Monday, October 29, 2007

Sometimes Optional Keywords Shouldn't Be

I always use the CLUSTERED or NONCLUSTERED keywords in my constraint scripting. I used to not do it. But then I realized the following problem:

You have a table with some stuff in it.

CREATE TABLE Test(a int NOT NULL, b int NOT NULL)
INSERT Test VALUES (1, 2)
INSERT Test VALUES (2, 3)
INSERT Test VALUES (3, 4)

You go and add a primary key to it:

ALTER TABLE Test ADD CONSTRAINT PK_Test PRIMARY KEY (a) --<-- Clustered, right? Perhaps...

And now you have a clustered index, right? Yes. But let's say that this table had different needs than most and its primary key wasn't the clustered index and there was already a non-primary-key clustered index! So drop the constraint you just made, then re-add it after making our test table correspond with your "real" table we're imagining:

ALTER TABLE Test DROP CONSTRAINT PK_Test
CREATE CLUSTERED INDEX IX_Test_b ON Test (b)
ALTER TABLE Test ADD CONSTRAINT PK_Test PRIMARY KEY (a) --<-- Not clustered this time.

So now your primary key constraint is NOT clustered, even though the default for primary keys IS clustered. And it was the same DDL script each time, performing something very different. So I concluded that it's best to always include the keyword CLUSTERED or NONCLUSTERED so that you and other developers know that's what was intended. Plus now you won't go your merry way thinking that you did something you didn't. Let's try to re-add that PK but using the CLUSTERED keyword (which we are expecting to happen by default without using it):

ALTER TABLE Test DROP CONSTRAINT PK_Test
ALTER TABLE Test ADD CONSTRAINT PK_Test PRIMARY KEY CLUSTERED (a)

And now you get the information you needed to do your job properly:

Server: Msg 1902, Level 16, State 3, Line 1
Cannot create more than one clustered index on table 'Test'. Drop the existing clustered index 'IX_Test_b' before creating another.
Server: Msg 1750, Level 16, State 1, Line 1
Could not create constraint. See previous errors.

UNIQUE is another word that I've seen people forget to include in their NONCLUSTERED index creation (not primary keys of course) so don't forget to put that in when you are expecting uniqueness. On the one hand, you might think that checking for uniqueness on every update or insert would be a performance hit. But that is not a problem: the real performance hit comes from the extra bytes required on that non-unique index as a unique-ifier bloating the index's size and reducing its speed.

I should add that having extra unused indexes is a performance hit all by itself. Here's a good discussion about that. (This guy has a WAY better blog than I will ever have.

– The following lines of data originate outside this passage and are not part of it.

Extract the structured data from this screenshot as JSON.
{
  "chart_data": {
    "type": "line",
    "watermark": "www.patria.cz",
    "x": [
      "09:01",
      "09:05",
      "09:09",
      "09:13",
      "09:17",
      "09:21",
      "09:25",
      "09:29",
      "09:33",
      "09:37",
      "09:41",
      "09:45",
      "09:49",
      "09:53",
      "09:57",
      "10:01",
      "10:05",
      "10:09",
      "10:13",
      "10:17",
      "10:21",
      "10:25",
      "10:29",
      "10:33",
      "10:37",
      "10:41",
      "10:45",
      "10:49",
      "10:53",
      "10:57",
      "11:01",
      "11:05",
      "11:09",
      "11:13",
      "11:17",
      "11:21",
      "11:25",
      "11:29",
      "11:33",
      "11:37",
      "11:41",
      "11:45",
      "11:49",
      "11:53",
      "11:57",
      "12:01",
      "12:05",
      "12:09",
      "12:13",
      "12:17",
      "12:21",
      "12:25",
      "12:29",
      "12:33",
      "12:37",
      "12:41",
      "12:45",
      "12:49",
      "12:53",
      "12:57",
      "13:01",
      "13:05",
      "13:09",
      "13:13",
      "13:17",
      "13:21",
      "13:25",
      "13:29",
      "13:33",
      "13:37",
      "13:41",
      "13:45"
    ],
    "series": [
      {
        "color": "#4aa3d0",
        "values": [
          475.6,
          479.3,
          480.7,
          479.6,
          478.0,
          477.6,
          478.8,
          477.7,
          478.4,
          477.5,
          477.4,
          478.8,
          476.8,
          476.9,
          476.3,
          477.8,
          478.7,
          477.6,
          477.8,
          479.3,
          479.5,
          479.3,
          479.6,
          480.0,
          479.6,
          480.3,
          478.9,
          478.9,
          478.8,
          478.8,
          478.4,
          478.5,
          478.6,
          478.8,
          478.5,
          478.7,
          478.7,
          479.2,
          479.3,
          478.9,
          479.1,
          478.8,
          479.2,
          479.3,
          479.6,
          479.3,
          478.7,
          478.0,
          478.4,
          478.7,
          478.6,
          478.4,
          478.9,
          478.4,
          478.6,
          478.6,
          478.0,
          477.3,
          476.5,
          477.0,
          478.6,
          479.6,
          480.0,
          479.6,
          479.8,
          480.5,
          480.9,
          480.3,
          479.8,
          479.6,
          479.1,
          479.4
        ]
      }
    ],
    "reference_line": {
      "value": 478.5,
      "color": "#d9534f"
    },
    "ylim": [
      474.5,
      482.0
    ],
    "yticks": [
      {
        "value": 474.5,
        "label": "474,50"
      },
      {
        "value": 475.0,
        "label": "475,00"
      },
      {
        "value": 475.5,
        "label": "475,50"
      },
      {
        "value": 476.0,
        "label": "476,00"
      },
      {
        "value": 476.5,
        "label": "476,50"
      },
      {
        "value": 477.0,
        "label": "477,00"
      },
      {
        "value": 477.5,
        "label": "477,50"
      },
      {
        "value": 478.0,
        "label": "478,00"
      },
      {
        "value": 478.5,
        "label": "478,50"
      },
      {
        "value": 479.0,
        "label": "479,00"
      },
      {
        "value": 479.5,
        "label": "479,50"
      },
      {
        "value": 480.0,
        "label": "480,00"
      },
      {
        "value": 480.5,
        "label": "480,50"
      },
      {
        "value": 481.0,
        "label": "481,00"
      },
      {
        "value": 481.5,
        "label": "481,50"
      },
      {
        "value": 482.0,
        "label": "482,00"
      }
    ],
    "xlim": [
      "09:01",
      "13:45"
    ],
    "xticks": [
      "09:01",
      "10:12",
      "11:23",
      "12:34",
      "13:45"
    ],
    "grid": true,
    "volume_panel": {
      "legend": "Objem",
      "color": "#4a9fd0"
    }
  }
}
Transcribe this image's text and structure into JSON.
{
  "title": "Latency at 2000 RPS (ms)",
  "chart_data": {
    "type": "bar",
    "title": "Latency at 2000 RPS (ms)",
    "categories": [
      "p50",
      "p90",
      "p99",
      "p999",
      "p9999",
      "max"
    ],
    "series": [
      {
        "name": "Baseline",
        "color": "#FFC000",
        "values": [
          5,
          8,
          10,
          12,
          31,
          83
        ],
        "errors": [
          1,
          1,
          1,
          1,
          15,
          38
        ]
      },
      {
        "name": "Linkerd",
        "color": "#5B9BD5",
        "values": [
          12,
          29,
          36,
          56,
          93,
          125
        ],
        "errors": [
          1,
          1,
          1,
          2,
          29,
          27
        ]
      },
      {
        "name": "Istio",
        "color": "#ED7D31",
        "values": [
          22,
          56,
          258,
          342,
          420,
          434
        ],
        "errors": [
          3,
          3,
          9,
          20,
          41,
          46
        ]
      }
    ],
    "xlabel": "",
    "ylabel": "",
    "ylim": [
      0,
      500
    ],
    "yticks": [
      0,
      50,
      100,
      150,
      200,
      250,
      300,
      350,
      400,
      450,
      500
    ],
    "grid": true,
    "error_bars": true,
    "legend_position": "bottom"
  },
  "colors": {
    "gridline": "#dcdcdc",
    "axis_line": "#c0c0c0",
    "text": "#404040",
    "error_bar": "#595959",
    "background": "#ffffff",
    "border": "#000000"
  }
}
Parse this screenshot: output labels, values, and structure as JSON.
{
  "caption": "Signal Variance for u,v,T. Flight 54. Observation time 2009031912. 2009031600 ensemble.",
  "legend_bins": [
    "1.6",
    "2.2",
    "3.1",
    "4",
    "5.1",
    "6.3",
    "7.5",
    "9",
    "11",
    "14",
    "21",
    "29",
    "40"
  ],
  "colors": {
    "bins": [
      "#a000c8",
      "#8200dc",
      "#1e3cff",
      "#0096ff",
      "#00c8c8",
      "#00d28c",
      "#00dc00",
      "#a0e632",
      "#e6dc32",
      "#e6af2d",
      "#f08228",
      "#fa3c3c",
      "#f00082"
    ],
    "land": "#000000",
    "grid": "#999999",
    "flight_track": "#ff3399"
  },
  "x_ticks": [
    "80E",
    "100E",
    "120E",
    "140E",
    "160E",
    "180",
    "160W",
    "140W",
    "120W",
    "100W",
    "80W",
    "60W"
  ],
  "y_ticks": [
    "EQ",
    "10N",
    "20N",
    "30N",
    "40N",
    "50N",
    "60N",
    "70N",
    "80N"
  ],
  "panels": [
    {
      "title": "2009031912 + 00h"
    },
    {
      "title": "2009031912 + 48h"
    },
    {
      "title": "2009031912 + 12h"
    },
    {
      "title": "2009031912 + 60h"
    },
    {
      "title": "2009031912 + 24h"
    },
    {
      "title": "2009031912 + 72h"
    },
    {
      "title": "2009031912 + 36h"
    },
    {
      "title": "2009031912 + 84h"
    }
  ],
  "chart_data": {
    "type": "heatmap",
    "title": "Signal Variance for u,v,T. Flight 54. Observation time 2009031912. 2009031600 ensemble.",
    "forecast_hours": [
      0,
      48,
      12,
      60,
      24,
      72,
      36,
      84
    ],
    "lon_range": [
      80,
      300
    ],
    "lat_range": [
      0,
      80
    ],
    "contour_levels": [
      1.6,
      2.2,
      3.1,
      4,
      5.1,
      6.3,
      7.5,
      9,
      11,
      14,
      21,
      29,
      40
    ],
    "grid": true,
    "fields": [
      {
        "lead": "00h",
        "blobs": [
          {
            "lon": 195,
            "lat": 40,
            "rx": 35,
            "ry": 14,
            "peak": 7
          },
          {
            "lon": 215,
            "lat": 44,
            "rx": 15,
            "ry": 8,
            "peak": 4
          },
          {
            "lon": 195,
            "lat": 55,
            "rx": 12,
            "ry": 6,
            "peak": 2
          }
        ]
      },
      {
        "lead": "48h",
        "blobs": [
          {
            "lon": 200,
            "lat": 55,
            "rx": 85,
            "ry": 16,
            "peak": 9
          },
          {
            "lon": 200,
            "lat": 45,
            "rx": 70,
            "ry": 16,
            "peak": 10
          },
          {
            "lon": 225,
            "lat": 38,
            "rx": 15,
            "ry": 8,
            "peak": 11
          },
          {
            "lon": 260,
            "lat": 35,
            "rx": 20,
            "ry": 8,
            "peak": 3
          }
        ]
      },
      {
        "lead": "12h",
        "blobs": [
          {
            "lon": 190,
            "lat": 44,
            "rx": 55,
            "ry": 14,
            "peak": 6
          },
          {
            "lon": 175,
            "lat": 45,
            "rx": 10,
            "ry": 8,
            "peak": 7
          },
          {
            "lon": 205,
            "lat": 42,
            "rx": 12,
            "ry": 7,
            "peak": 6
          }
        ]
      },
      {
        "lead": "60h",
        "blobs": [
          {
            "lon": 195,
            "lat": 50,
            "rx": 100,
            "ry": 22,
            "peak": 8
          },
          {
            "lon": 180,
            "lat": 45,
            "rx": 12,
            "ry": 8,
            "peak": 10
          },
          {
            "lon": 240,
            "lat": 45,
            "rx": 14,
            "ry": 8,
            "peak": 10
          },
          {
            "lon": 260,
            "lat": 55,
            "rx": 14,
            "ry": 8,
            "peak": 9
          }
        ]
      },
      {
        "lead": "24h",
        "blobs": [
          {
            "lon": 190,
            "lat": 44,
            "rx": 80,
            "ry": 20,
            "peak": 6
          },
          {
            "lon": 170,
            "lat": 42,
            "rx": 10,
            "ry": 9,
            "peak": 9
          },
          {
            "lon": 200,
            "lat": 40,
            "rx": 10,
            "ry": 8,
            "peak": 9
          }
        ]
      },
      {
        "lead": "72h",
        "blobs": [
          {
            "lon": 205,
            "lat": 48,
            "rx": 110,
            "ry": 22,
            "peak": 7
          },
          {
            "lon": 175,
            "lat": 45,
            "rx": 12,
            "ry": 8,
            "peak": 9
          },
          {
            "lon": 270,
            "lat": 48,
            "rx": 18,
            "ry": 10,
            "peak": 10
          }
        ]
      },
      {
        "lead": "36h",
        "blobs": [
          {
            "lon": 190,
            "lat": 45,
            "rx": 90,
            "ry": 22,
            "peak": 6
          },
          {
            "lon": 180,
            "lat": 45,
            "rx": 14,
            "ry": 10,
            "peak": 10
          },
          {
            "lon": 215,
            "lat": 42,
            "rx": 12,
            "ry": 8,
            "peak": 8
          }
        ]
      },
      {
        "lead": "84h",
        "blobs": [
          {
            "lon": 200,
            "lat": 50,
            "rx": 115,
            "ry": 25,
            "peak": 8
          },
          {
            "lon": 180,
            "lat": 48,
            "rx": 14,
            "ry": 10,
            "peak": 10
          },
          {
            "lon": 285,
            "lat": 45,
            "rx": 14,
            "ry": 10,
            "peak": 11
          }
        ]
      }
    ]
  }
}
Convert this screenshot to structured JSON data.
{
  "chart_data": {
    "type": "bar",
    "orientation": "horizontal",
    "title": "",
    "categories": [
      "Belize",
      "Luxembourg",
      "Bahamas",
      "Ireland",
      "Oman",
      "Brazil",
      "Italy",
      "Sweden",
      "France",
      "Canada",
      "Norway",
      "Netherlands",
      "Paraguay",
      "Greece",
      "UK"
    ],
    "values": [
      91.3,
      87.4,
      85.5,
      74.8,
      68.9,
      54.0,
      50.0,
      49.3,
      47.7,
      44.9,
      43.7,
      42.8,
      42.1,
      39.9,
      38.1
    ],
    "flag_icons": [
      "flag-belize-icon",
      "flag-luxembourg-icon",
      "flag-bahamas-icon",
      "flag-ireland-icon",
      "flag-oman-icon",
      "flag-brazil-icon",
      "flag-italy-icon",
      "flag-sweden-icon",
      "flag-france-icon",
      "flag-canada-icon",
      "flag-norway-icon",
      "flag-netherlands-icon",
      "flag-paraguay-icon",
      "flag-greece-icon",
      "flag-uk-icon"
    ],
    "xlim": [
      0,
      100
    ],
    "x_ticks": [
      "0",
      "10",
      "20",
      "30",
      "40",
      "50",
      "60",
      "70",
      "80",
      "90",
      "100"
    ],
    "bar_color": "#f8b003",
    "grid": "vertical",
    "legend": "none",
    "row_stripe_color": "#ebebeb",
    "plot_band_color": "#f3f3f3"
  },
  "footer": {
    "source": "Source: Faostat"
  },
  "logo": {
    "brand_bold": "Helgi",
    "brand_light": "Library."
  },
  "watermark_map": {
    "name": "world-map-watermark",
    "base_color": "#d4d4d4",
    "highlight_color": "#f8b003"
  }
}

If you've gotten anything from reading my blog, then you should forget about mine and go read his. When you're done reading all 50,000 of his posts, then come back here, where there's still a teensy tiny chance remaining you'll learn something from me that you didn't from him.)

Thursday, October 25, 2007

Table Variables Use Tempdb

create table #t(a int)
select * from tempdb.dbo.sysobjects where name not like 'sys%'
drop table #t
GO
declare @t table(a int)
select * from tempdb.dbo.sysobjects where name not like 'sys%'

Now remove the GO and run it again. Notice that the table variable exists in tempdb during the first select! This is generically in computer programming called hoisting (and see more interesting related stuff).

The query engine decides how much to put in tempdb and how much to keep in memory. Some reports I've read say that the data always lives in memory, but others say that tempdb can be used for some of the data. What I'm taking away is that, while there is always the possibility that your table variable will live only in memory, it is not guaranteed. But using a table at all will always incur a performance hit. And consuming too much RAM can be as much a detriment to a server as consuming too much tempdb space.

Create a correlated subquery and put it in the SELECT list of a simple query against a many-row table that has a clustered index, and put a literal derived table in the subquery that UNION ALL SELECTS the numbers 1 through 10. It doesn't matter what the subquery does as long as it logically runs once for each row in the main query's table (it has a reference to a column from the main table).

Now create a table variable and insert the same numbers 1 through 10 and modify the correlated subquery to use the table variable instead of the UNION list. Compare execution plans and traces. Note that the first query has 10 constant scans in it, repeated as many times as there are rows, but the number of reads are close to the number of pages in the physical table.

The second query has no constant scans in it, but the number of reads is now closer to the number of rows in the physical table.

You cannot think of table variables as no-cost, memory only, super-fast objects with no side effects. They are not. They have side effects that can very nearly be main effects.